Social network usage is already at nearly 90 percent in key demographic groups – the opportunity is huge. Unlike other trends, the digital consumer group is more behavioral than demographic. It has a loose correlation to Millennial generation. Young people are increasingly biased toward using technology in commerce. There is an even heavier behavioral correlation. A growing segment of our population is becoming more and more accustomed to technology-enabled commerce. This is an evolution, not a trend. There is no going back – and the changes are accelerating.
Americans spend an average of 11 hours a day connected to media! This is the average adult, not just teenagers or internet geeks. Social media is powerful because it allows access to consumer masses – ideally leveraging their networks and credibility to re-broadcast the message.
Social is earned media – more powerful and credible because it can’t be bought. Think about the purchasing decisions you make – would you be more likely to be influenced by our friends telling you that they love a product and recommend it for you or a celebrity posing with the product? Image is important, so celebrity endorsements are here to stay. Advice from friends has always been around and has always been powerful. But it’s only now, through social, that its potential is being unlocked.
Social media is enabling individuals to easily tap into the collective wisdom of their trusted personal networks. For instance, you could always ask a bunch of friends what music they’re listening to in order to discover new music you might like – but you’d literally have to call each one individually, tell them the genre you’re interested in, etc. It is too time-consuming to be practical. Consumers look to Pandora stations, Spotify playlists, Facebook music “likes,” etc to discover new music. Social is becoming more and more powerful as a source of credible information for consumers looking to make informed purchase decisions. And that’s why this matters so much.

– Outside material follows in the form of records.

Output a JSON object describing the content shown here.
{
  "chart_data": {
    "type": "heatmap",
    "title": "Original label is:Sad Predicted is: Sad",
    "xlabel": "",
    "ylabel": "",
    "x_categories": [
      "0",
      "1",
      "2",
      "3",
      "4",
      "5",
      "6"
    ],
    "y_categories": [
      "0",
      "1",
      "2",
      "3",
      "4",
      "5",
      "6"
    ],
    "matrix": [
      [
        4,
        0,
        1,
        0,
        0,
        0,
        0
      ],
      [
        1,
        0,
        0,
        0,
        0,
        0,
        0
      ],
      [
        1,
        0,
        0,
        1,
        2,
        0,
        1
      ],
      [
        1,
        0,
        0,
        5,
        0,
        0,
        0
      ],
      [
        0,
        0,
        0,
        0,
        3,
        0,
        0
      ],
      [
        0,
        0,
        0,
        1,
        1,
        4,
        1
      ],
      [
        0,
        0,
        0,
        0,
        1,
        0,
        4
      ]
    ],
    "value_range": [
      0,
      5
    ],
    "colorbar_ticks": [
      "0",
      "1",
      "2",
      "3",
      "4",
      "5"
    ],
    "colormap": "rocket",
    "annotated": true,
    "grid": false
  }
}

Retailers are already recognizing this and pursuing it. Broadcast advertising isn’t what it used to be. Consumers are too fragmented and typically demand to actively participate in the conversation. They aren’t interested in sitting back passively and being broadcasted to; so businesses are increasingly relying on social to get their messages across and keep the conversations going.
There are huge marketing applications for the vending channel –
- Coupons – digital type, automatically redeemed through scan or tap.
- Locations – using smartphone to find what they’re looking for. This isn’t necessarily a specific outlet (e.g., McDonald’s). It could also be a category or even just a deal (e.g., use Scoutmob to find a restaurant deal near me).
- Product reviews and pricing – for vending this could be nutritional information or brand-associated programs (e.g., Olympics or other linked marketing asset)
- Loyalty – must be automatic and easy. No punch cards. CVS does this well, we’re rolling out a Coke MCR-based loyalty program that combines credit for home case purchases and vends for redemption at venders as well as through the MCR website.
- Currency – tons of activity here. There is a big opportunity for vending is to leapfrog. We have the chance to take 2-3 steps at a time (by upgrading once to a device that accepts cards, NFC, and mobile app payments like Paypal).
- Social – share feedback on experiences and the choices that they’re making. Consumers are looking for increased “groupthink” validation for the decisions that they’re making.
Retailers are aggressively rolling out new solutions to accommodate these new shopping expectations. Vending must do the same, or it will be left disconnected and irrelevant. The Vending industry faces challenges with capital availability and low revenue per shopper terminal. But, Vending has a huge opportunity because upgrades are already desperately needed for IVS and cashless payment systems. Additional incremental investment to accommodate additional consumer needs is minor. Vending is also in a good spot because digital consumers naturally bias toward the unattended transaction. They’d rather interact with a kiosk than with a person.